Senadores buscam detalhes financeiros da esposa de Moraes em investigação sobre Banco Master
Senadores da CPI do Crime Organizado apresentaram um requerimento para investigar o Banco Master, solicitando a quebra dos sigilos bancário e fiscal de Viviane Barci de Moraes, esposa do ministro do STF Alexandre de Moraes. A medida visa apurar supostos benefícios obtidos pelo banco através de “interlocuções informais” e “influência de altas autoridades”.
A solicitação, apresentada pelos senadores Eduardo Girão (Novo-CE) e Magno Malta (PL-ES), foca em um contrato milionário firmado entre o Banco Master e o escritório de advocacia de Viviane Barci de Moraes. O acordo previa o pagamento de R$ 129 milhões em três anos para a defesa da instituição financeira em processos perante o Banco Central, Receita Federal e o Congresso Nacional.
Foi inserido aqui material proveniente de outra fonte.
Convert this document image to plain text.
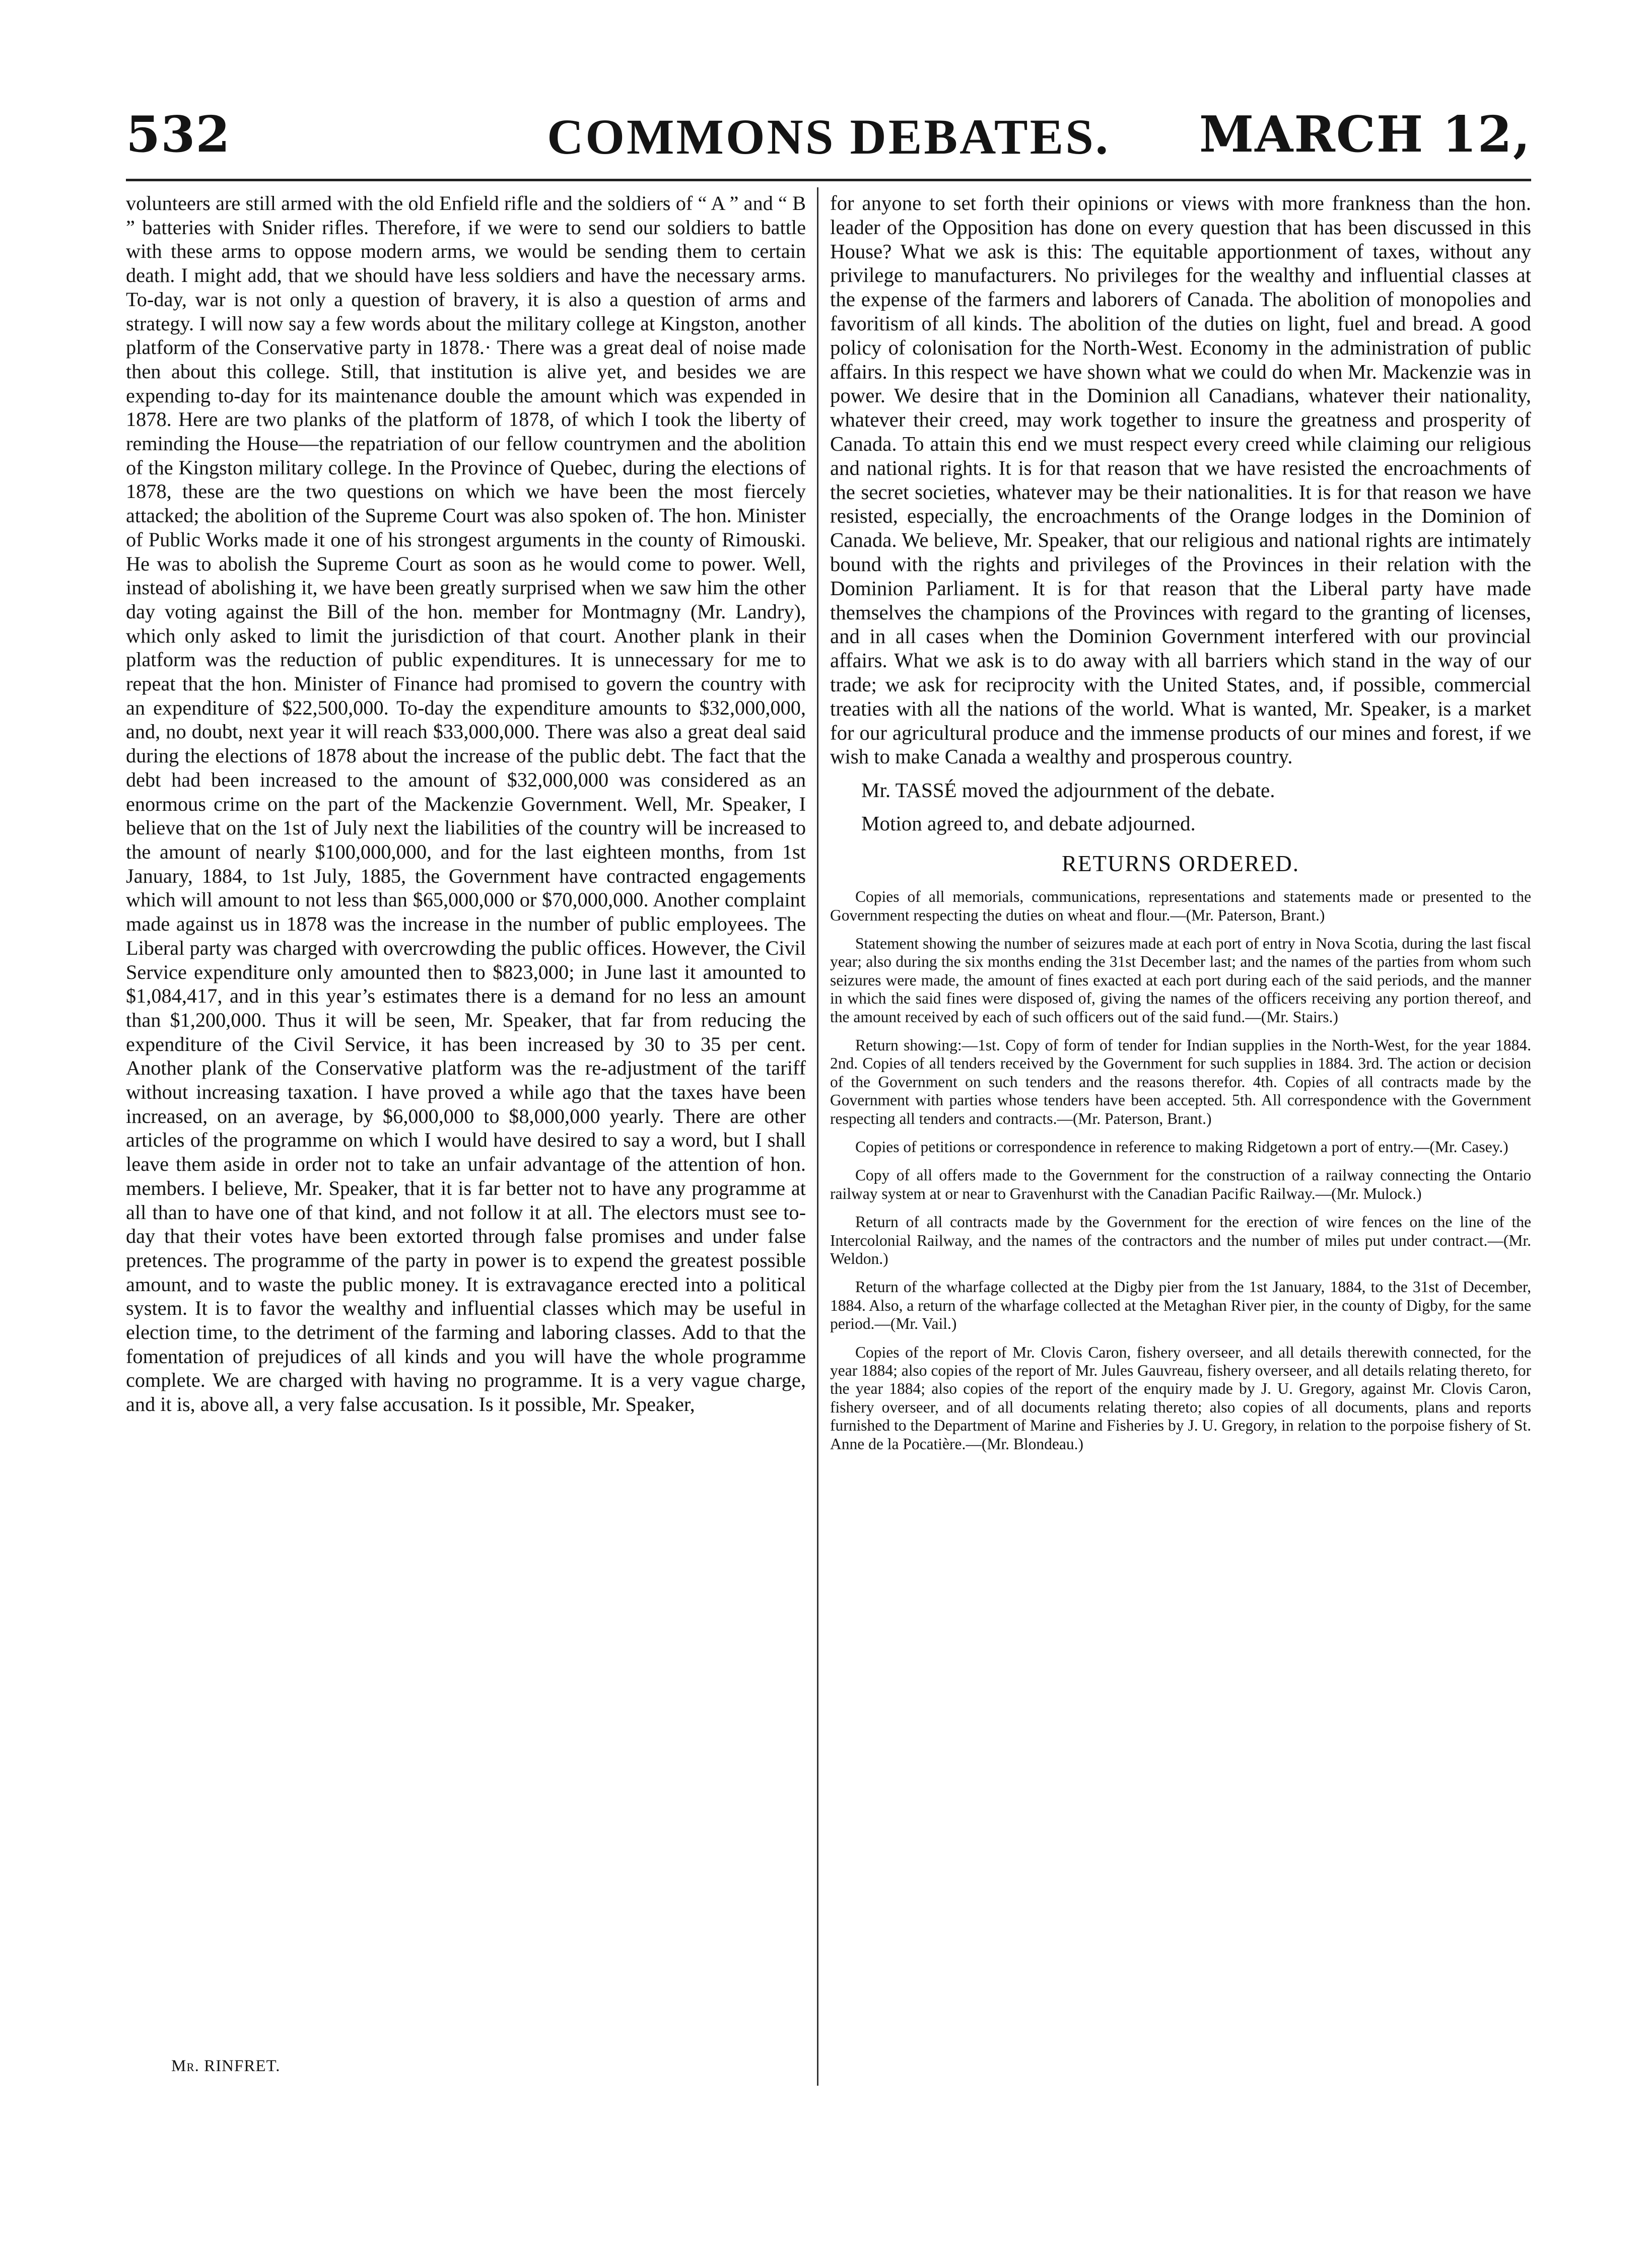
532	COMMONS DEBATES.	MARCH 12,

volunteers are still armed with the old Enfield rifle and the soldiers of “ A ” and “ B ” batteries with Snider rifles. Therefore, if we were to send our soldiers to battle with these arms to oppose modern arms, we would be sending them to certain death. I might add, that we should have less soldiers and have the necessary arms. To-day, war is not only a question of bravery, it is also a question of arms and strategy. I will now say a few words about the military college at Kingston, another platform of the Conservative party in 1878.· There was a great deal of noise made then about this college. Still, that institution is alive yet, and besides we are expending to-day for its maintenance double the amount which was expended in 1878. Here are two planks of the platform of 1878, of which I took the liberty of reminding the House—the repatriation of our fellow countrymen and the abolition of the Kingston military college. In the Province of Quebec, during the elections of 1878, these are the two questions on which we have been the most fiercely attacked; the abolition of the Supreme Court was also spoken of. The hon. Minister of Public Works made it one of his strongest arguments in the county of Rimouski. He was to abolish the Supreme Court as soon as he would come to power. Well, instead of abolishing it, we have been greatly surprised when we saw him the other day voting against the Bill of the hon. member for Montmagny (Mr. Landry), which only asked to limit the jurisdiction of that court. Another plank in their platform was the reduction of public expenditures. It is unnecessary for me to repeat that the hon. Minister of Finance had promised to govern the country with an expenditure of $22,500,000. To-day the expenditure amounts to $32,000,000, and, no doubt, next year it will reach $33,000,000. There was also a great deal said during the elections of 1878 about the increase of the public debt. The fact that the debt had been increased to the amount of $32,000,000 was considered as an enormous crime on the part of the Mackenzie Government. Well, Mr. Speaker, I believe that on the 1st of July next the liabilities of the country will be increased to the amount of nearly $100,000,000, and for the last eighteen months, from 1st January, 1884, to 1st July, 1885, the Government have contracted engagements which will amount to not less than $65,000,000 or $70,000,000. Another complaint made against us in 1878 was the increase in the number of public employees. The Liberal party was charged with overcrowding the public offices. However, the Civil Service expenditure only amounted then to $823,000; in June last it amounted to $1,084,417, and in this year’s estimates there is a demand for no less an amount than $1,200,000. Thus it will be seen, Mr. Speaker, that far from reducing the expenditure of the Civil Service, it has been increased by 30 to 35 per cent. Another plank of the Conservative platform was the re-adjustment of the tariff without increasing taxation. I have proved a while ago that the taxes have been increased, on an average, by $6,000,000 to $8,000,000 yearly. There are other articles of the programme on which I would have desired to say a word, but I shall leave them aside in order not to take an unfair advantage of the attention of hon. members. I believe, Mr. Speaker, that it is far better not to have any programme at all than to have one of that kind, and not follow it at all. The electors must see to-day that their votes have been extorted through false promises and under false pretences. The programme of the party in power is to expend the greatest possible amount, and to waste the public money. It is extravagance erected into a political system. It is to favor the wealthy and influential classes which may be useful in election time, to the detriment of the farming and laboring classes. Add to that the fomentation of prejudices of all kinds and you will have the whole programme complete. We are charged with having no programme. It is a very vague charge, and it is, above all, a very false accusation. Is it possible, Mr. Speaker,

Mr. RINFRET.

for anyone to set forth their opinions or views with more frankness than the hon. leader of the Opposition has done on every question that has been discussed in this House? What we ask is this: The equitable apportionment of taxes, without any privilege to manufacturers. No privileges for the wealthy and influential classes at the expense of the farmers and laborers of Canada. The abolition of monopolies and favoritism of all kinds. The abolition of the duties on light, fuel and bread. A good policy of colonisation for the North-West. Economy in the administration of public affairs. In this respect we have shown what we could do when Mr. Mackenzie was in power. We desire that in the Dominion all Canadians, whatever their nationality, whatever their creed, may work together to insure the greatness and prosperity of Canada. To attain this end we must respect every creed while claiming our religious and national rights. It is for that reason that we have resisted the encroachments of the secret societies, whatever may be their nationalities. It is for that reason we have resisted, especially, the encroachments of the Orange lodges in the Dominion of Canada. We believe, Mr. Speaker, that our religious and national rights are intimately bound with the rights and privileges of the Provinces in their relation with the Dominion Parliament. It is for that reason that the Liberal party have made themselves the champions of the Provinces with regard to the granting of licenses, and in all cases when the Dominion Government interfered with our provincial affairs. What we ask is to do away with all barriers which stand in the way of our trade; we ask for reciprocity with the United States, and, if possible, commercial treaties with all the nations of the world. What is wanted, Mr. Speaker, is a market for our agricultural produce and the immense products of our mines and forest, if we wish to make Canada a wealthy and prosperous country.

Mr. TASSÉ moved the adjournment of the debate.

Motion agreed to, and debate adjourned.

RETURNS ORDERED.

Copies of all memorials, communications, representations and statements made or presented to the Government respecting the duties on wheat and flour.—(Mr. Paterson, Brant.)

Statement showing the number of seizures made at each port of entry in Nova Scotia, during the last fiscal year; also during the six months ending the 31st December last; and the names of the parties from whom such seizures were made, the amount of fines exacted at each port during each of the said periods, and the manner in which the said fines were disposed of, giving the names of the officers receiving any portion thereof, and the amount received by each of such officers out of the said fund.—(Mr. Stairs.)

Return showing:—1st. Copy of form of tender for Indian supplies in the North-West, for the year 1884. 2nd. Copies of all tenders received by the Government for such supplies in 1884. 3rd. The action or decision of the Government on such tenders and the reasons therefor. 4th. Copies of all contracts made by the Government with parties whose tenders have been accepted. 5th. All correspondence with the Government respecting all tenders and contracts.—(Mr. Paterson, Brant.)

Copies of petitions or correspondence in reference to making Ridgetown a port of entry.—(Mr. Casey.)

Copy of all offers made to the Government for the construction of a railway connecting the Ontario railway system at or near to Gravenhurst with the Canadian Pacific Railway.—(Mr. Mulock.)

Return of all contracts made by the Government for the erection of wire fences on the line of the Intercolonial Railway, and the names of the contractors and the number of miles put under contract.—(Mr. Weldon.)

Return of the wharfage collected at the Digby pier from the 1st January, 1884, to the 31st of December, 1884. Also, a return of the wharfage collected at the Metaghan River pier, in the county of Digby, for the same period.—(Mr. Vail.)

Copies of the report of Mr. Clovis Caron, fishery overseer, and all details therewith connected, for the year 1884; also copies of the report of Mr. Jules Gauvreau, fishery overseer, and all details relating thereto, for the year 1884; also copies of the report of the enquiry made by J. U. Gregory, against Mr. Clovis Caron, fishery overseer, and of all documents relating thereto; also copies of all documents, plans and reports furnished to the Department of Marine and Fisheries by J. U. Gregory, in relation to the porpoise fishery of St. Anne de la Pocatière.—(Mr. Blondeau.)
As investigações, segundo os parlamentares, apontam para um padrão que se assemelha a “organizações criminosas de colarinho branco”, caracterizadas pela sofisticação e pelo uso estratégico de influência institucional. A quebra de sigilo, conforme o requerimento, não tem caráter punitivo, mas sim investigativo, buscando identificar possíveis esquemas de favorecimento indevido e tráfico de influência.
Contrato Milionário e Respostas de Órgãos Oficiais
O requerimento detalha que o gabinete do senador Girão enviou ofícios a diversos órgãos, incluindo o Banco Central e a Receita Federal, questionando a atuação de Viviane Barci de Moraes em casos que envolviam o Banco Master. As respostas recebidas, no entanto, indicaram que “em nenhum momento houve a participação da Sra. Viviane Barci de Moraes” na defesa do banco junto a essas instituições.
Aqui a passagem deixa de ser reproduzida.